The main “showroom” part of the shop is filled with bikes of all shapes, sizes and colourways. There are road bikes, fixies, cross bikes and more. While I consider myself a roadie and will always drool over a ridiculously light (and equally ridiculously priced) road bike, I can’t help but be drawn to the city bikes that I know little to nothing about. They are so beautiful these bikes – lovely coloured rims, wood or hammered fenders, leather bar tape and matching saddles. And the paint jobs make my heart flutter.
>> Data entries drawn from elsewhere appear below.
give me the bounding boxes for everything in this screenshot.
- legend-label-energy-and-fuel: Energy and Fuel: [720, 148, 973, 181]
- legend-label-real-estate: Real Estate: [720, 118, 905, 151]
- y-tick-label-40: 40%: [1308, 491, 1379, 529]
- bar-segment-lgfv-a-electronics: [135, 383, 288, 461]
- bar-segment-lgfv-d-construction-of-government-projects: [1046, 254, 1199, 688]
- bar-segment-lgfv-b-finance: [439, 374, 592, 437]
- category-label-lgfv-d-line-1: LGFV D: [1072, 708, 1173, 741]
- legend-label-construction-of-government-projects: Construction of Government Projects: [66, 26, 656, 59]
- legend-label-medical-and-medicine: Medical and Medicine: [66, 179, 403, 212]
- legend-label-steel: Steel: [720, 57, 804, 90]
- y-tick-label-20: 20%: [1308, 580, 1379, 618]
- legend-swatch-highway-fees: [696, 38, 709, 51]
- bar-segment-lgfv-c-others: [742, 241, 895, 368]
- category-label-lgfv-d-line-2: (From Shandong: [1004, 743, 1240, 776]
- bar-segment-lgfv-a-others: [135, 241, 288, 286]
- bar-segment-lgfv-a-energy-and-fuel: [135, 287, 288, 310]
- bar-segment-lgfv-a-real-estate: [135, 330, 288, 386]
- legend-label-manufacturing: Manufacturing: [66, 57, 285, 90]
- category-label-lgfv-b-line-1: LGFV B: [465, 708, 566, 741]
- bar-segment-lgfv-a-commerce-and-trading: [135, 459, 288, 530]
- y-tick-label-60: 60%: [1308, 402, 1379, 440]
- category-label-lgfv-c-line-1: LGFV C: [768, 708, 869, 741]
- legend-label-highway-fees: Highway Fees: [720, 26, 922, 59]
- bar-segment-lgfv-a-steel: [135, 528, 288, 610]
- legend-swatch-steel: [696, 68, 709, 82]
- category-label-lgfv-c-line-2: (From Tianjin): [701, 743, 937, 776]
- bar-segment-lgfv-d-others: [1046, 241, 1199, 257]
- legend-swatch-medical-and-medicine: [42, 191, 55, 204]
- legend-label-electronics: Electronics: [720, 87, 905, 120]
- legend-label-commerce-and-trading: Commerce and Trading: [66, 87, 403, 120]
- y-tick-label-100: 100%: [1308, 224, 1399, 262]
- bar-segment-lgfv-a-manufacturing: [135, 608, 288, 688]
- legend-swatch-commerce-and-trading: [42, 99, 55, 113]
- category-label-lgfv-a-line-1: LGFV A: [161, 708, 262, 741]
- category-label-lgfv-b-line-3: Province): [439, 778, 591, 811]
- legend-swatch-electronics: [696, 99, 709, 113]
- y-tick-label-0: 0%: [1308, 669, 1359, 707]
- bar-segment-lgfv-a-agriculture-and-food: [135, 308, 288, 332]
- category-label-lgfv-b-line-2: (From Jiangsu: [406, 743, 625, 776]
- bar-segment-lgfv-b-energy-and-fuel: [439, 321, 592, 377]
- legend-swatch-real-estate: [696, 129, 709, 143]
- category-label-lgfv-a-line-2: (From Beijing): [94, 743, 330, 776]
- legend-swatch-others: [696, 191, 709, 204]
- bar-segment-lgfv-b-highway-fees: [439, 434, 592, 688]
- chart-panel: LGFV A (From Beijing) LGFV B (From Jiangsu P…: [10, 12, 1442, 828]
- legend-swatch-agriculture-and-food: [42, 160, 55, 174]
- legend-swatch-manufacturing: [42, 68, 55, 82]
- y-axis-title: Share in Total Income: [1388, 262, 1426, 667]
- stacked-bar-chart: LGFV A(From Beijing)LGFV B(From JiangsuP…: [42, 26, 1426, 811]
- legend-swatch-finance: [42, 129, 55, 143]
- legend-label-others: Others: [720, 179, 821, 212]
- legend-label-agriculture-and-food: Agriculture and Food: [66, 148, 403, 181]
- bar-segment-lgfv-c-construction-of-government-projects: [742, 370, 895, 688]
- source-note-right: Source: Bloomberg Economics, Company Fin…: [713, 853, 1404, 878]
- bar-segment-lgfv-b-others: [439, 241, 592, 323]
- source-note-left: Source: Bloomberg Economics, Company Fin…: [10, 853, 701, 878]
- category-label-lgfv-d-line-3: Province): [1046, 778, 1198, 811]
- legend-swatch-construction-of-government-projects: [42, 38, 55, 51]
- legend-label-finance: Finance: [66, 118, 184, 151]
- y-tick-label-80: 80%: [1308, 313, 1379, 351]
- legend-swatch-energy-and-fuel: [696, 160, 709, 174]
Alas, being from out of town and of limited space and budget, I am only a looker and instead occupy myself with checking out the apparel – a good selection of Rapha and Twin Six goodies to rifle through. We are helped by the well-bearded and friendly Josh, who chats with me for a bit as I lament, once again, about missing the Artcrank show. I compliment him on the shop and since I am holding a Twin Six jersey in my hot little hand, he discreetly points out that “The” Twin Six guys are sitting in the café. As much as I would like to go and introduce myself, I cannot figure out a way of doing so without looking like a groupie or an ass.

And then came the interesting thing. As I was fondling the lycra and wool merchandise, there was a commotion as a large package arrived in the workshop. The pierced and tattoo’d mechanic said something like “oh man this is gonna be good!” and was instantly transformed into a wide-eyed little boy opening an enormous Christmas present.

Inside the package was this bicycle frame:

This is not, as I would discover, just an ordinary frame. It was hand-built by the shop of Italian master frame builder Dario Pegoretti, who has designed and built bikes for the likes of fellow countrymen Marco Pantani and Mario Cipollini. Josh cradles the stainless steel frame like a newborn, explaining the distinctive metallic polka dots are actually the steel peeking through the flawless glossy black paint. It is gorgeous.

“We almost lost him about a year ago” Josh says, referring to Pegoretti, who has been battling cancer and nearly died. He miraculously went into remission and is now building frames as quickly as he can – perhaps realizing how preciously short our time can be, and that these frames are his legacy.

Angry Catfish was another great community shop worth its weight in gold, carbon fibre or even stainless steel, as the case may be. The coffee was great (even though I had tea), the cookies were deliciously crumbly, and by the end of the visit I felt decidedly cooler than when I walked in.

p.s. I appropriated the shots of the Pegoretti frame taken by the mechanic, who in addition to knowing way more about fixing bikes than I will ever know, is also a better photographer than I am!